The gold market is seeing some moderate gains in early afternoon trade Friday. This morning, markets got the latest release of CPI, which showed a rise of 6.8%. The report noted this was the largest 12-month increase seen since 1982, and inflation at a 30-month high is certainly giving investors something to think about.
With inflation continuing to pose a problem, the Fed may be forced to act sooner than expected. The central bank has already laid out its plans to taper its monthly asset purchases and Chairman Jerome Powell has already laid the groundwork for the Fed to taper at a faster pace than previously thought. Today’s CPI reading could, however, also give the Fed reason to hike rates faster than expected. Some analysts now believe the Fed could be on track to raise interest rates by June.

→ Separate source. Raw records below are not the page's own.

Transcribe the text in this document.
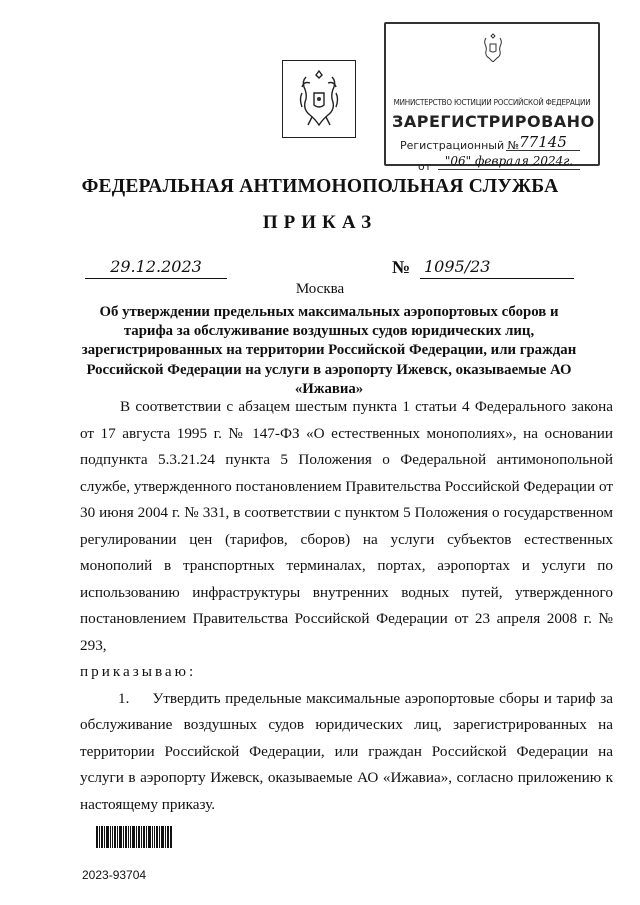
МИНИСТЕРСТВО ЮСТИЦИИ РОССИЙСКОЙ ФЕДЕРАЦИИ
ЗАРЕГИСТРИРОВАНО
Регистрационный № 77145
от	"06" февраля 2024г.
ФЕДЕРАЛЬНАЯ АНТИМОНОПОЛЬНАЯ СЛУЖБА
ПРИКАЗ
29.12.2023	№ 1095/23
Москва
Об утверждении предельных максимальных аэропортовых сборов и тарифа за обслуживание воздушных судов юридических лиц, зарегистрированных на территории Российской Федерации, или граждан Российской Федерации на услуги в аэропорту Ижевск, оказываемые АО «Ижавиа»

В соответствии с абзацем шестым пункта 1 статьи 4 Федерального закона от 17 августа 1995 г. № 147-ФЗ «О естественных монополиях», на основании подпункта 5.3.21.24 пункта 5 Положения о Федеральной антимонопольной службе, утвержденного постановлением Правительства Российской Федерации от 30 июня 2004 г. № 331, в соответствии с пунктом 5 Положения о государственном регулировании цен (тарифов, сборов) на услуги субъектов естественных монополий в транспортных терминалах, портах, аэропортах и услуги по использованию инфраструктуры внутренних водных путей, утвержденного постановлением Правительства Российской Федерации от 23 апреля 2008 г. № 293,

приказываю:

1. Утвердить предельные максимальные аэропортовые сборы и тариф за обслуживание воздушных судов юридических лиц, зарегистрированных на территории Российской Федерации, или граждан Российской Федерации на услуги в аэропорту Ижевск, оказываемые АО «Ижавиа», согласно приложению к настоящему приказу.

2023-93704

The threat of an increasingly aggressive Federal Reserve and higher interest rates has given the markets the creeps for months now. Markets like low rates and free money, and anything that could stop that will be seen as a major threat. The notion of rising rates and a more aggressive Fed could keep investors on their toes and may even threaten the stock market rally. It has been widely discussed, for years now, that equity markets may be rising not due to corporate profits or future earnings, but due to an easy Fed and extremely dovish monetary policies. It seems now that the next several months could be very telling, and will either prove that to be the case or show otherwise. As market fears over the potential for higher rates take hold,. Volatility is likely to take off and stocks could see some significant selling pressure. This could keep interest in gold and other hard assets elevated and could lead to a significant run higher for the yellow metal.
In addition to rising inflationary pressures, markets are also watching the new Covid-19 variant. The variant has the potential to cause a global economic shutdown once again, and could lead to significantly slower economic activity. Either way, the variant is likely to fuel shipping bottlenecks and could be a major factor behind further supply chain issues. If that is the case, it comes at a very challenging time, when shipping and global supply chains are already under major stress. These issues could keep the price of goods and services elevated for the foreseeable future and are likely to feed into the current inflation narrative.
Despite what the Fed may or may not do, it seems the central bank is already well behind the inflation curve. The Fed will need to be very careful as it could risk a major economic slowdown by raising rates. If the Fed is overly aggressive, higher rates have the potential to send the economy into recession.
The next several months are likely going to feature increasing volatility and the potential for a major stock reversal. These issues could keep gold in its recent trading range and may even force the metal higher.